Screams assault my ears, both monster and child, until the spinning top stops and the monsters converge. The truck is upside down and I am folded into the footwell of it. I choke on bile and blood and the taste of hunger in my throat, the gasping pants of death dragging me under, begging for my change. My eyes glare into the darkness, searching for Lilly, finding her trapped in my arms, beneath me. I am hanging upside down, my seatbelt holding me in place. Lilly was flung forward when we crashed but I have caught her, still protecting her. Always.
I look down at her, her eyes squeezed shut, her sobs ceased, and my heart stutters. “Lilly?” I whisper against the onslaught of senses. So many new things I now see and hear. The sights, the smells, the tastes, the mind that is cracking, splintering into something else, someone else. “Lilly?” I say again, my voice a long moan.
She opens her eye
s, and all I see is her. Her sweet face, her cheeks tear-stained and scarred from this life, her curls a tangle around her ears. My body is protecting hers, curved over her like a cage of arms and legs, and crooked spine. My senses are tumbling, my body breaking, sweating, and transforming. But I can hear the call of humans, the people behind the wall. They are calling to us, yelling at us to get up.
“You need to run,” I whisper, the truck rocking sideways as the monsters scramble to get to us. We are blissfully trapped in our little bubble of life and death, and I know that this moment is our last, but it can’t stay this way, we both know that. Goodbyes have come and gone, the rest is all irrelevant now.
She lifts her arm, proudly showing me the flashlight still firmly in her grip, showing me what a good girl she was for finding it among the carnage. “Are they good people?” she asks, fear lacing her words, her brown eyes glinting up at me. The truck rocks and rocks, the scratching of nails on metal, of monsters screams, of hunger and anger and the promise of pain to come…
“I think so,” I say, but I can only hope and pray that they are. Pray that they are not all like Sarah. Sarah, who abandoned my Lilly by the side of the road but left me with a map to this place.
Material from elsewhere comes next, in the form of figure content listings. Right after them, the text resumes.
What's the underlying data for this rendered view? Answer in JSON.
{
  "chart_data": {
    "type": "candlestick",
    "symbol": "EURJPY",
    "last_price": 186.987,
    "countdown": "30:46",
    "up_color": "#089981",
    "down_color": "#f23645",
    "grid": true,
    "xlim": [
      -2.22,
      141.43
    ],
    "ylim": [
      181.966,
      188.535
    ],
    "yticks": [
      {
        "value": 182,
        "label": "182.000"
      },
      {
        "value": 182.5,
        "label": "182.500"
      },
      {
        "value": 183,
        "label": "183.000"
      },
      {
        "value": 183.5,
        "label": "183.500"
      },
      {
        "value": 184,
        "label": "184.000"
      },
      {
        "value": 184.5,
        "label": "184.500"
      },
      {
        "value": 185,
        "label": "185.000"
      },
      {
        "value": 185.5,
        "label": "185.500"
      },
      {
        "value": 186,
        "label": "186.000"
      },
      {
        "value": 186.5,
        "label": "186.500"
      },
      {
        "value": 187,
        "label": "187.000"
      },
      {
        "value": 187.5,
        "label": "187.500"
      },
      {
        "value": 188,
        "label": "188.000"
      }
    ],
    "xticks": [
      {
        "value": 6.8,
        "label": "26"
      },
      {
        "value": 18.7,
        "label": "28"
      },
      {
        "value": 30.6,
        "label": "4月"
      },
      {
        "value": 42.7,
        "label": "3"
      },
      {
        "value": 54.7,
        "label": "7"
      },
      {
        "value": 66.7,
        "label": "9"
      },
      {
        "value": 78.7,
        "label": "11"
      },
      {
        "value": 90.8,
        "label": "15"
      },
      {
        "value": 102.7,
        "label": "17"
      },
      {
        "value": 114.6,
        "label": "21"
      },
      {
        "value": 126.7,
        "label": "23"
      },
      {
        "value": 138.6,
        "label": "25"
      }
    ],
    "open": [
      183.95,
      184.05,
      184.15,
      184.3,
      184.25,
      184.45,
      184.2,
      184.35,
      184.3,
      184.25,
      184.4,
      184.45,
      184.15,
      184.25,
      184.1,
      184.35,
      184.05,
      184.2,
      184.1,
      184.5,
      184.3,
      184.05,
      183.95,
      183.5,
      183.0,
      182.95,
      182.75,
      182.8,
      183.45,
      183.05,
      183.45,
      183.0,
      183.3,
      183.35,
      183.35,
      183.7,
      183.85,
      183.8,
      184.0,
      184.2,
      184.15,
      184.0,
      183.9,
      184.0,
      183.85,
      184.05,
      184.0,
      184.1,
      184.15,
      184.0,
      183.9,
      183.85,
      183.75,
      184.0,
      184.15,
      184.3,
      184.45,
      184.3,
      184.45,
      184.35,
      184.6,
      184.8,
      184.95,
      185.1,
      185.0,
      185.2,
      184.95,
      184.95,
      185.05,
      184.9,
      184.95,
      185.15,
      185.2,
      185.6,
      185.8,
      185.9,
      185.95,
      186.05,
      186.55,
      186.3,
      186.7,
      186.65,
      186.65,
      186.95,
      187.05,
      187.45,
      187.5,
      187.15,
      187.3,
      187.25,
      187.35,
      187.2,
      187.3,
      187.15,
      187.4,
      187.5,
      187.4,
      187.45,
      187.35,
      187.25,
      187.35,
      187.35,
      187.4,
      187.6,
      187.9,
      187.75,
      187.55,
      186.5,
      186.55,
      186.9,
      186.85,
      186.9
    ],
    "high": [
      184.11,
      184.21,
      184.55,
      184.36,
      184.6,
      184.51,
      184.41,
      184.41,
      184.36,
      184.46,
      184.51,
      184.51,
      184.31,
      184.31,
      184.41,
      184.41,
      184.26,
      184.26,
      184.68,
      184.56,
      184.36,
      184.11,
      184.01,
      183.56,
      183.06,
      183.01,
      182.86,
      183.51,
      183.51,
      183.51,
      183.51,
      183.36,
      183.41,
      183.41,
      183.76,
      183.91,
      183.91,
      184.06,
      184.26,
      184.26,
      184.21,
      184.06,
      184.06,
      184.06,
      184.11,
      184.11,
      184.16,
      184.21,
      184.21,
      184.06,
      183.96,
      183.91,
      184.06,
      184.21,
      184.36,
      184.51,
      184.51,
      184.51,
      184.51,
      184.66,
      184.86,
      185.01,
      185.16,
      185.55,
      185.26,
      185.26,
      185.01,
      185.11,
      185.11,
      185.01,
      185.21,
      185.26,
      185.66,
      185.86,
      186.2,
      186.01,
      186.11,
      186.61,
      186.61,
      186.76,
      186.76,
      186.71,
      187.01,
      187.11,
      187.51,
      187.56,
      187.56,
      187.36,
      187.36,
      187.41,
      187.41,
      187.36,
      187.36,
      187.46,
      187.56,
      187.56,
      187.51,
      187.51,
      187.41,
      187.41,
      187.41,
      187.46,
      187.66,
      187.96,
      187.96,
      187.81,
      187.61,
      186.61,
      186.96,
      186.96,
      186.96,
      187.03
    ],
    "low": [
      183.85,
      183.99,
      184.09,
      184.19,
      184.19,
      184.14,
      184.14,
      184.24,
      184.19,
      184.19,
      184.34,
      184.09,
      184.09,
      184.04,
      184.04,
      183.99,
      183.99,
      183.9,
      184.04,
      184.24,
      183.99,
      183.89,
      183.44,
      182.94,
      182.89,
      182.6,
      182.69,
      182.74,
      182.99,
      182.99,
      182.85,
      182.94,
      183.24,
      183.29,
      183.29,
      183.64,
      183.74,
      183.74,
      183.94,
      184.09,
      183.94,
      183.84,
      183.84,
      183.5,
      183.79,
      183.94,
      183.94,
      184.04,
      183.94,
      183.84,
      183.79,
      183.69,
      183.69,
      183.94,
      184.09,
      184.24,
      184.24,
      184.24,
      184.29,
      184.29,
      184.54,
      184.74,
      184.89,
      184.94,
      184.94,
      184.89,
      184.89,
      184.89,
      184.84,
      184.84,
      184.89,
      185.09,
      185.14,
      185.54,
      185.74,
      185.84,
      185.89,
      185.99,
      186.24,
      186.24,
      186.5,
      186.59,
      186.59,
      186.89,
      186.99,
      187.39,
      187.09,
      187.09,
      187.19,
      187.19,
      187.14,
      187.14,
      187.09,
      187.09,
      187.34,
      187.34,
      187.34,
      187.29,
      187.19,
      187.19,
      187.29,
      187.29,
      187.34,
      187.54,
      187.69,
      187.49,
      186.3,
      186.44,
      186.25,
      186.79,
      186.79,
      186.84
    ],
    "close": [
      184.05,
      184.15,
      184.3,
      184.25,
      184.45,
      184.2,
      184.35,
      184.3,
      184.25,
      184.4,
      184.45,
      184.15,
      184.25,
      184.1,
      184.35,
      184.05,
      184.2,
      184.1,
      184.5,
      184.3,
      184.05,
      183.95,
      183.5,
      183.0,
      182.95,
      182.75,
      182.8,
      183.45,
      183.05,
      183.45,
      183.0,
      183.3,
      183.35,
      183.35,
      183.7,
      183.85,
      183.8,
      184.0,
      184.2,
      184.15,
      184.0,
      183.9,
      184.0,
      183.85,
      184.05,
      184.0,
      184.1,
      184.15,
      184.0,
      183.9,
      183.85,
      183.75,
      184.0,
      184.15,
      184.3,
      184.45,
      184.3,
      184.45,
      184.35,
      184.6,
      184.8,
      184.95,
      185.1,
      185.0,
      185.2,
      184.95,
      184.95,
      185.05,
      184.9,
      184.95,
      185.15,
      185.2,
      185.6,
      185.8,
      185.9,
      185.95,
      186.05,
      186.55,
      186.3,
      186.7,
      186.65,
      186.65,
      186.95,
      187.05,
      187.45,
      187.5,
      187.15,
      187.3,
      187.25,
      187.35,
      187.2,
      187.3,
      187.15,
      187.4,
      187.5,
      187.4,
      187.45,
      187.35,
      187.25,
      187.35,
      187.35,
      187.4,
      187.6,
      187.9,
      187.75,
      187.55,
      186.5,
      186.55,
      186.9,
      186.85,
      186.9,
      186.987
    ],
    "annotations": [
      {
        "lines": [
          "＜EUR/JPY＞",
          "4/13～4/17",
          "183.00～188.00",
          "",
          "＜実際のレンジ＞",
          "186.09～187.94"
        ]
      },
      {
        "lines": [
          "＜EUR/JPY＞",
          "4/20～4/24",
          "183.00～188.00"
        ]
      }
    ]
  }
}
I cry out loudly as the poison burns away at my blood, absorbing itself into my body, and I feel myself lose my grip on this life. The world immediately goes silent outside the truck—in the other world that we didn’t want to explore—barring the rain and the thunder and the cry of men in the distance. The monsters have stopped attacking us, as if waiting for something to happen. Brighter and brighter the red glows inside of me, the rich black poison pouring through every one of my diseased organs and suffocating them. “You need to go now, Lilly,” I whisper, my throat constricting, my voice breaking into something else. A voice so deep, that it can’t ever be truly mine. “I need you to go.”
She blinks once, twice, staring up at me innocently, and then she nods firmly, because she knows it to be true. Because I would never send her away if I had a choice. She reaches up and places a kiss against my lips, and when my tears fall, dripping onto her cheeks, they are black, stained with the poison that is killing me.